Assume Coulomb gauge so that
$$\nabla \cdot \mathbf{A}=0.\tag{1}$$
The scalar potential ##\phi## is described by Poisson's equation
$$\nabla^2 \phi = -\frac{\rho}{\varepsilon_0}\tag{2}$$
which has the instantaneous general solution given by
$$\phi(\mathbf{r},t)=\frac{1}{4\pi\varepsilon_0}\int \frac{\rho(\mathbf{r}',t)}{|\mathbf{r}-\mathbf{r}'|}d^3r'.\tag{3}$$
In Coulomb gauge the vector potential ##\mathbf{A}## is given by
$$\nabla^2\mathbf{A}-\frac{1}{c^2}\frac{\partial^2\mathbf{A}}{\partial t^2}=-\mu_0\mathbf{J}+\frac{1}{c^2}\nabla\frac{\partial\phi}{\partial t}.\tag{4}$$
We decompose the vector potential ##\mathbf{A}## into its transverse and longitudinal components
$$\mathbf{A}=\mathbf{A}_\perp+\mathbf{A}_\parallel.\tag{5}$$
We define the transverse current density ##\mathbf{J}_\perp## by subtracting off the longitudinal component ##\nabla \partial \phi/\partial t## from the total current density ##\mathbf{J}## to obtain
$$\mathbf{J}_\perp=\mathbf{J}-\varepsilon_0 \nabla \frac{\partial \phi}{\partial t}.\tag{6}$$
Therefore the transverse component of the vector potential ##\mathbf{A}_\perp## obeys the wave equation
$$\nabla^2\mathbf{A}_\perp-\frac{1}{c^2}\frac{\partial^2\mathbf{A}_\perp}{\partial t^2}=-\mu_0\mathbf{J}_\perp\tag{7}$$
which has the retarded general solution
$$\mathbf{A}_\perp=\frac{\mu_0}{4\pi}\int \frac{\mathbf{J}_\perp(\mathbf{r}',t_r)}{|\mathbf{r}-\mathbf{r}'|}d^3r'\tag{8}$$
where
$$t_r=t-\frac{\mathbf{r}-\mathbf{r}'}{c}.\tag{9}$$
The longitudinal component of the vector potential ##\mathbf{A}_\parallel## obeys the Poisson equation
$$\nabla^2 \mathbf{A}_\parallel=-\frac{1}{c^2} \nabla \frac{\partial \phi}{\partial t}\tag{10}$$
which has the instantaneous general solution
$$\mathbf{A}_\parallel=\frac{1}{4\pi c^2}\int \frac{\nabla'(\partial\phi/\partial t)}{|\mathbf{r}-\mathbf{r}'|}d^3r'.\tag{11}$$
Point charge at the origin connected to a wire
Let us consider a time-dependent point charge ##q(t)## located at the origin, which is connected to a wire that carries current to or from the charge.

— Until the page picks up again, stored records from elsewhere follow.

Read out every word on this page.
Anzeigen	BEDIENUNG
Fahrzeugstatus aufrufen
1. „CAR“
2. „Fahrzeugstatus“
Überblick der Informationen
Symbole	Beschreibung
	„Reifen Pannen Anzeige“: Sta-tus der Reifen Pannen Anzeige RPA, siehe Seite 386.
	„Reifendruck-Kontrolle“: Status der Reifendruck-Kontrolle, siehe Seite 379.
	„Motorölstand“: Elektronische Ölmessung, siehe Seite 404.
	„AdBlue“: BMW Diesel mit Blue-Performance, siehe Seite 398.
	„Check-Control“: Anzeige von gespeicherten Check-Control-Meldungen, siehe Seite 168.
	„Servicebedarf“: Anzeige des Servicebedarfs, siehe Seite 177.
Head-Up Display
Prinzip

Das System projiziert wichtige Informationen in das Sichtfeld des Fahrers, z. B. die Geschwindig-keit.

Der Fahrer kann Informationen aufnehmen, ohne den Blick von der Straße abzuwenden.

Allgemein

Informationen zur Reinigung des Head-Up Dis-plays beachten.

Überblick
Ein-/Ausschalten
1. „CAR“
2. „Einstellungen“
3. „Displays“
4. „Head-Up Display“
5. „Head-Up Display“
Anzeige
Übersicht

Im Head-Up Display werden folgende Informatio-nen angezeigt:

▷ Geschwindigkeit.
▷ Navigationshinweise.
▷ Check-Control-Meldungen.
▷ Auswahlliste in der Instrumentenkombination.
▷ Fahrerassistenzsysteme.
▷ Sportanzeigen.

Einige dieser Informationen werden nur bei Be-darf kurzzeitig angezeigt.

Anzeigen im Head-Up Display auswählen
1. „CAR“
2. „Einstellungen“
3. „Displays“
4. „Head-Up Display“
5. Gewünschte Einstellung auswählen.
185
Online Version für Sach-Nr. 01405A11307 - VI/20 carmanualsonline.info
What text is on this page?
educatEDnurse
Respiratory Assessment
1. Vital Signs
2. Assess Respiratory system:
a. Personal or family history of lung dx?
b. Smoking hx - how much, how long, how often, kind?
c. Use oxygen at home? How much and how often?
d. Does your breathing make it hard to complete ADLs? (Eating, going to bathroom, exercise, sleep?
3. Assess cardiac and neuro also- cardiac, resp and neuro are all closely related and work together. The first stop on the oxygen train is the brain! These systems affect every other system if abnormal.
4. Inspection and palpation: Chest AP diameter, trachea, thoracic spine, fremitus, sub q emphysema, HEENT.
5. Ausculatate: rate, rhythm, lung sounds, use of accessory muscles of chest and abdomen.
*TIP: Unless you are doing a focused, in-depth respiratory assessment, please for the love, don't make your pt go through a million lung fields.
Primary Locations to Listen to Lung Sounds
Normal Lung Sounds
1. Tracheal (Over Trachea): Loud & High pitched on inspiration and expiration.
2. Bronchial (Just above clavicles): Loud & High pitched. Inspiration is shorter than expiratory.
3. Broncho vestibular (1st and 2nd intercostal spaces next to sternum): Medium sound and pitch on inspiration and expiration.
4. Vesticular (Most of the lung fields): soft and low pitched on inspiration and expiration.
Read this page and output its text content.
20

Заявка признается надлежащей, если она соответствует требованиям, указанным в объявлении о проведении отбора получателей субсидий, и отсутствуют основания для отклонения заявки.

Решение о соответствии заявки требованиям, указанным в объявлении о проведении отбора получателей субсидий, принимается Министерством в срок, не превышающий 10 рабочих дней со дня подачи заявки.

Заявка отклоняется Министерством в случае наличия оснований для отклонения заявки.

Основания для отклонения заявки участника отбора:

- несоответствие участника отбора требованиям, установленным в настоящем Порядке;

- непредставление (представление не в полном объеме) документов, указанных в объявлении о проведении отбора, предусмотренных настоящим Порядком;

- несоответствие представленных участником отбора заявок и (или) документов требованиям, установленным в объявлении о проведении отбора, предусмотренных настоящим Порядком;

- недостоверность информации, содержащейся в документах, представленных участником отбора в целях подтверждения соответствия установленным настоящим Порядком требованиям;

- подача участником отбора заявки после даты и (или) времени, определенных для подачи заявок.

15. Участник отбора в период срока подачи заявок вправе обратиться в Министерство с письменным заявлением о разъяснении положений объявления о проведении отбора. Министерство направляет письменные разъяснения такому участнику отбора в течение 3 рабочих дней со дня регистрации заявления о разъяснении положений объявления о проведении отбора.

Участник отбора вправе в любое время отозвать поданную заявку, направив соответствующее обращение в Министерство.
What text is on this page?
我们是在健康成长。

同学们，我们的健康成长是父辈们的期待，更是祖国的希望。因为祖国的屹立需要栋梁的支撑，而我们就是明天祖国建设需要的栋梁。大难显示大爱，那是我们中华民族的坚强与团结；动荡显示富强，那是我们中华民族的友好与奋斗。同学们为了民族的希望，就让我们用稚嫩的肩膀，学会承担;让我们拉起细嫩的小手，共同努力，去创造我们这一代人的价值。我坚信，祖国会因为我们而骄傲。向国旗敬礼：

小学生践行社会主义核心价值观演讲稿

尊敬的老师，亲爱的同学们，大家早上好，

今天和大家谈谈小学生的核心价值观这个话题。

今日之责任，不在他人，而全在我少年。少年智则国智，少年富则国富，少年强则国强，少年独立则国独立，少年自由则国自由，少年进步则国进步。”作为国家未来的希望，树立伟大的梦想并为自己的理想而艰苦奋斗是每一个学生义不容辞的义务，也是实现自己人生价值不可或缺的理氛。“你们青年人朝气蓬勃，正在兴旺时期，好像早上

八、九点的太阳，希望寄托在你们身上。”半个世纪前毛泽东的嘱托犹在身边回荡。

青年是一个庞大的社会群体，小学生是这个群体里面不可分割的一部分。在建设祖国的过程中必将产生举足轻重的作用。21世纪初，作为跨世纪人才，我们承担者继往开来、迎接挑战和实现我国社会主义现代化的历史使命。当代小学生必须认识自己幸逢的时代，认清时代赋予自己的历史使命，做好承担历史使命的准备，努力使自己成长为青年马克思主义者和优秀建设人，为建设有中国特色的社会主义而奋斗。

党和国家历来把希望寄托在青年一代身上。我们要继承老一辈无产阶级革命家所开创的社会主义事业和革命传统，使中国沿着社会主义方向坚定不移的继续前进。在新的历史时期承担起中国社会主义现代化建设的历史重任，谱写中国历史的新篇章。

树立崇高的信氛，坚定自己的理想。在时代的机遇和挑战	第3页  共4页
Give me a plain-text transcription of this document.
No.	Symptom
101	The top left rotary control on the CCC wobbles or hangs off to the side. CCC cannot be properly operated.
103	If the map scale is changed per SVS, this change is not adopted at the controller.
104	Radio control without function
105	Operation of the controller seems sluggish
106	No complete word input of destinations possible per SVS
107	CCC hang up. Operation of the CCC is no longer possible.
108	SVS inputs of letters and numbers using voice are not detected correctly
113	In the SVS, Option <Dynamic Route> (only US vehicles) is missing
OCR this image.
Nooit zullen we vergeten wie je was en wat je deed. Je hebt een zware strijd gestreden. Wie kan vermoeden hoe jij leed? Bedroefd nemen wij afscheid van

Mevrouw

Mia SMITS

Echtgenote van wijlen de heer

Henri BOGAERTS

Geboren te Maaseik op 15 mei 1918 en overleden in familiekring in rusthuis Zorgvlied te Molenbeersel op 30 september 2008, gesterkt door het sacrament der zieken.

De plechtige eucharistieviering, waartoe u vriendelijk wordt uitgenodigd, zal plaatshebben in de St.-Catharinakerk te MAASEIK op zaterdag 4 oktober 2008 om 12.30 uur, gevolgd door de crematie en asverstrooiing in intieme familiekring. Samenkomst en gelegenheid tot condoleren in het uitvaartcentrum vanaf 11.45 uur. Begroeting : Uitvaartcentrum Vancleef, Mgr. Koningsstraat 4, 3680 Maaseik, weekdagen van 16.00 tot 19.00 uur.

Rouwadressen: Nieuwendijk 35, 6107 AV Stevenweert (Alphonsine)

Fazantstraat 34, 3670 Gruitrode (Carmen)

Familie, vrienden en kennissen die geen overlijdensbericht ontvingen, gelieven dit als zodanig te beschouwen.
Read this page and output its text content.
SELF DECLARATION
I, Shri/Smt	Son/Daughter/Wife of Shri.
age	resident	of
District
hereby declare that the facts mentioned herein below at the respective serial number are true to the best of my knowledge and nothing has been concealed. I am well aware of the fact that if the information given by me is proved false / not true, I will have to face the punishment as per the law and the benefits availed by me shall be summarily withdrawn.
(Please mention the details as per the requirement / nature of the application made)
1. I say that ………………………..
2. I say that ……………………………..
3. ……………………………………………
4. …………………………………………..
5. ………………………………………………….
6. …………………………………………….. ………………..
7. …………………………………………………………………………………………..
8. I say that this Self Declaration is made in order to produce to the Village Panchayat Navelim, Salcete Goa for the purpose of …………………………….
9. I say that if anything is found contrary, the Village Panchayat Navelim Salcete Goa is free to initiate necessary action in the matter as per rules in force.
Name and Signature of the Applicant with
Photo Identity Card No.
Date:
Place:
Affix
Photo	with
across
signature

At any point from the origin the radial electric field ##\mathbf{E}_\parallel## is given by
$$\mathbf{E}_\parallel=-\nabla \phi - \frac{\partial \mathbf{A}_\parallel}{\partial t}\tag{12}.$$
We have
$$
\begin{eqnarray}
\phi(\mathbf{r},t)&=&\frac{1}{4\pi\varepsilon_0}\frac{q(t)}{r},\tag{13}\\
-\nabla \phi&=&\frac{1}{4\pi\varepsilon_0}\frac{q(t)}{r^2}\hat{\mathbf{r}},\tag{14}\\
\frac{\partial\phi}{\partial t}(\mathbf{r}',t)&=&\frac{1}{4\pi\varepsilon_0}\frac{\dot{q}(t)}{r'},\tag{15}\\
\nabla'\frac{\partial \phi}{\partial t}(\mathbf{r}',t)&=&-\frac{1}{4\pi\varepsilon_0}\frac{\dot{q}(t)}{r'^2}\hat{\mathbf{r}}'.\tag{16}
\end{eqnarray}
$$
Substituting eqn.##(16)## into eqn.##(11)## and using the standard Poisson integral of a radial gradient we obtain
$$
\begin{eqnarray}
\mathbf{A}_\parallel(\mathbf{r},t)&=&\frac{1}{4\pi\varepsilon_0}\frac{\dot{q}(t)}{c^2 r}\hat{\mathbf{r}},\tag{17}\\
-\frac{\partial \mathbf{A}_\parallel}{\partial t}&=&-\frac{1}{4\pi\varepsilon_0}\frac{\ddot{q}(t)}{c^2 r}\hat{\mathbf{r}}.\tag{18}
\end{eqnarray}
$$
Therefore by substituting eqn.##(14)## and eqn.##(18)## into eqn.##(12)## we find that the radial electric field ##\mathbf{E}_\parallel## is given by
$$\mathbf{E}_\parallel=\frac{1}{4\pi\varepsilon_0}\left(\frac{q(t)}{r^2}-\frac{\ddot{q}(t)}{c^2r}\right)\hat{\mathbf{r}}.\tag{19}$$
Does eqn.##(19)## violate causality since it is an instantaneous expression?